336 • From our own correspondent

Still holed up, in Azerbaijan,
With two dancing girls, in a barn:
The damn paparazzi
Are all over Patsy
But Patsy is all over Sîan.

War … what is it good for? Macho glory, seedy glamour, the licentious liberation that often accompanies mortal fear? The present bulletin is unhelpful. Quite how the particular situation arose we are not informed, despite the media presence. All we are offered is some needlessly intrusive detail about a putative relationship between the two dancing girls … something which is, in all probability, being faked in order to deflect the prurient and/or predatory attentions of Our Own Correspondent.

164 • Meet the team (18)

164 • Meet the team (18)

And lastly, your mentor, Bob Cratchit,
Whose cloak is encrusted with bat-shit.
A pipistrelle lurks
Near the desk where he works:
How he longs for the leisure to catch it!
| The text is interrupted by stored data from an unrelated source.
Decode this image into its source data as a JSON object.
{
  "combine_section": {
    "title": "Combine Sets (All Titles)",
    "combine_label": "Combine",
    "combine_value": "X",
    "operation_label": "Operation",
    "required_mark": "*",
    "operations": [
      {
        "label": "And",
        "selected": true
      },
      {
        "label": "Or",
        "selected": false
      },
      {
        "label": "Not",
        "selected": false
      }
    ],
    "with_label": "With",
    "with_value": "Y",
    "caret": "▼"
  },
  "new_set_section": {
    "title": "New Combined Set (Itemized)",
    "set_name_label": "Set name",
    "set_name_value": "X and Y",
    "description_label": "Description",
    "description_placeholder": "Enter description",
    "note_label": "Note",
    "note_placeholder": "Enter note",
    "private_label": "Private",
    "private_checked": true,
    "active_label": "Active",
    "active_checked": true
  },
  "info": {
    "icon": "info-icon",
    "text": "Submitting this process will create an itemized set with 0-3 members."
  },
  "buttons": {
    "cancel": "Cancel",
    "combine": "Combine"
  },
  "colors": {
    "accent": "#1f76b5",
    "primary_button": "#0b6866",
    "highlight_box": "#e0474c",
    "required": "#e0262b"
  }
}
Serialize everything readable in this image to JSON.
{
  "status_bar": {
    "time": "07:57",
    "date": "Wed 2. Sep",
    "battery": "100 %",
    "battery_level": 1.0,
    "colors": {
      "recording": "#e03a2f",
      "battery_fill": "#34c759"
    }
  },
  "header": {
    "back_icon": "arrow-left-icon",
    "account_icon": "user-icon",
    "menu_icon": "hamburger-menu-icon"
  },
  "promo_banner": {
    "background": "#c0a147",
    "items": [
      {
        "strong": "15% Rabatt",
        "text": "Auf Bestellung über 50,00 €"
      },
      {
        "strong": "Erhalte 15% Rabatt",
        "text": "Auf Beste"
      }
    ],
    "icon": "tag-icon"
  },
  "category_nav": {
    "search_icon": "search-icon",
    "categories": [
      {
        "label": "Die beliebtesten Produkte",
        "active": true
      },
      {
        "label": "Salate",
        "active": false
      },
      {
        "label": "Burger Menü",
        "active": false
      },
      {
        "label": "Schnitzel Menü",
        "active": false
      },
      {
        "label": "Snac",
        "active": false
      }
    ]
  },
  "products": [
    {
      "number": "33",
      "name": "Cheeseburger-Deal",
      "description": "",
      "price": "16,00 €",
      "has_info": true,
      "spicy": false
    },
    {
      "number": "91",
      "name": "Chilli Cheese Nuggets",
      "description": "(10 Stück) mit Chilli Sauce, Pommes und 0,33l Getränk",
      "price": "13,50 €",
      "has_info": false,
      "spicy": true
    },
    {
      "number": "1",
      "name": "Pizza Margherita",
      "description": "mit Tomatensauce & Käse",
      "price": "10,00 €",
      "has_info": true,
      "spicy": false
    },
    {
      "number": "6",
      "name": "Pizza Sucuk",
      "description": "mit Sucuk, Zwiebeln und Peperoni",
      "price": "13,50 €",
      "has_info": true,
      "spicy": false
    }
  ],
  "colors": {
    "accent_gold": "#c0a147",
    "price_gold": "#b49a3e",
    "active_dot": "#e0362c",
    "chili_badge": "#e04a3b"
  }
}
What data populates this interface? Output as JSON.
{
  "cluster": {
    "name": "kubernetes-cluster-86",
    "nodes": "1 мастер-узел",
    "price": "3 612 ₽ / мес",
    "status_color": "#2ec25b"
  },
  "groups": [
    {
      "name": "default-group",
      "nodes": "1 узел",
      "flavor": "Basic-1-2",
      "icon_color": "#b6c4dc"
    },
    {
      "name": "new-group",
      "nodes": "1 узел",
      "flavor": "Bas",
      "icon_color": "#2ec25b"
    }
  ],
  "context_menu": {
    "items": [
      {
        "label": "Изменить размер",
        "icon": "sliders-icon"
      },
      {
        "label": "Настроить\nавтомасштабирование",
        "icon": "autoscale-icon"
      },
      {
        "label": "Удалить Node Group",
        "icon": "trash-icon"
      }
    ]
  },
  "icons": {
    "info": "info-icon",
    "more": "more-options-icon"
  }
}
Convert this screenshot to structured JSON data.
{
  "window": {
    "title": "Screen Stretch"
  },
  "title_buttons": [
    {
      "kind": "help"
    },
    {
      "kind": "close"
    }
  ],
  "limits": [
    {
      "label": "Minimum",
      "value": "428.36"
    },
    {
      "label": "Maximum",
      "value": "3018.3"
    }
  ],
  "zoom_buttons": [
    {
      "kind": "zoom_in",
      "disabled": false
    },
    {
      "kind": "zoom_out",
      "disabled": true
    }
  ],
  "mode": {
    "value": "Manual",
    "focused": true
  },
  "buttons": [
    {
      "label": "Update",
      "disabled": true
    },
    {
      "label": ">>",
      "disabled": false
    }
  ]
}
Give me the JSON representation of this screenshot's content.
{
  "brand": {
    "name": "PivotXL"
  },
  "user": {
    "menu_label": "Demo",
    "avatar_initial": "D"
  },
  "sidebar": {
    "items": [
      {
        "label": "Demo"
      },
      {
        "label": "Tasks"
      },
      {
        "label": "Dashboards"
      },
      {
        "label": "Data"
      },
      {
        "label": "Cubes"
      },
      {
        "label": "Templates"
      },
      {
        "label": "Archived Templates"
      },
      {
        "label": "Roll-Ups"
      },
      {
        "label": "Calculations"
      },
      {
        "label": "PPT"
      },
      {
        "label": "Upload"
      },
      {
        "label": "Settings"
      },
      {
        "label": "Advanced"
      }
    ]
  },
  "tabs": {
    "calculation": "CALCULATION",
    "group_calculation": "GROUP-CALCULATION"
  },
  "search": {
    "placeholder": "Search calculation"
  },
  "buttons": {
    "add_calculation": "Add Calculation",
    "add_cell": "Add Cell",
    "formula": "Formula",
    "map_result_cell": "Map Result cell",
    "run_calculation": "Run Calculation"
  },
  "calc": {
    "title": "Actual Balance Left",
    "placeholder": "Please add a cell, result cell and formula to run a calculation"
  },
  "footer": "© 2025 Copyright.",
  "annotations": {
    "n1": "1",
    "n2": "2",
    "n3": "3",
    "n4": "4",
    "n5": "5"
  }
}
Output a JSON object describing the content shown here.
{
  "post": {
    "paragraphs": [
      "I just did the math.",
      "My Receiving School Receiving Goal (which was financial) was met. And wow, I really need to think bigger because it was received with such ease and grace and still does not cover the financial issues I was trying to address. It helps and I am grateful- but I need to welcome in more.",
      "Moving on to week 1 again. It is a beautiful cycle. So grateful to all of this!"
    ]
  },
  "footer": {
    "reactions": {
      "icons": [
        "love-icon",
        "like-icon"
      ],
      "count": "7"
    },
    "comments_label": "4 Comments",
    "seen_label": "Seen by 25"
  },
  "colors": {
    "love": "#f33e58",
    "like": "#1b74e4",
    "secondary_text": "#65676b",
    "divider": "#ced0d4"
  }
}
How useful, to be finally introduced to one’s office mentor on the very day one hands in one’s notice. The repulsive colleague one has taken such pains to avoid turns out to be the very person who has supposedly been looking after one’s interests all along. Relieved of my care, perhaps he will now have free time to catch the Corvid-carrier that haunts him like a familiar.

160 • Meet the team (16)

160 • Meet the team (16)

Look out for our caretaker, Ken,
And his heavily-hybridised hen:
With its modified beak
It can actually speak
Though not in the language of men.

In any business the janitor – or similar dogsbody – may prove the most interesting and innovative of thinkers. Unfettered by ambition, untainted by rivalry, he or she is free – like a Shakespearean Fool – to defy norms, and provide a foil to institutional formality through the creative quirks of an idiosyncratic mind.

157 • Meet the team (15)

157 • Meet the team (15)

You may glimpse our Owner, Sir Harold,
In tweedy tuxedo apparelled:
His wife is a Dame,
With a stupid long name,
And his heirs are all quadruple-barrelled.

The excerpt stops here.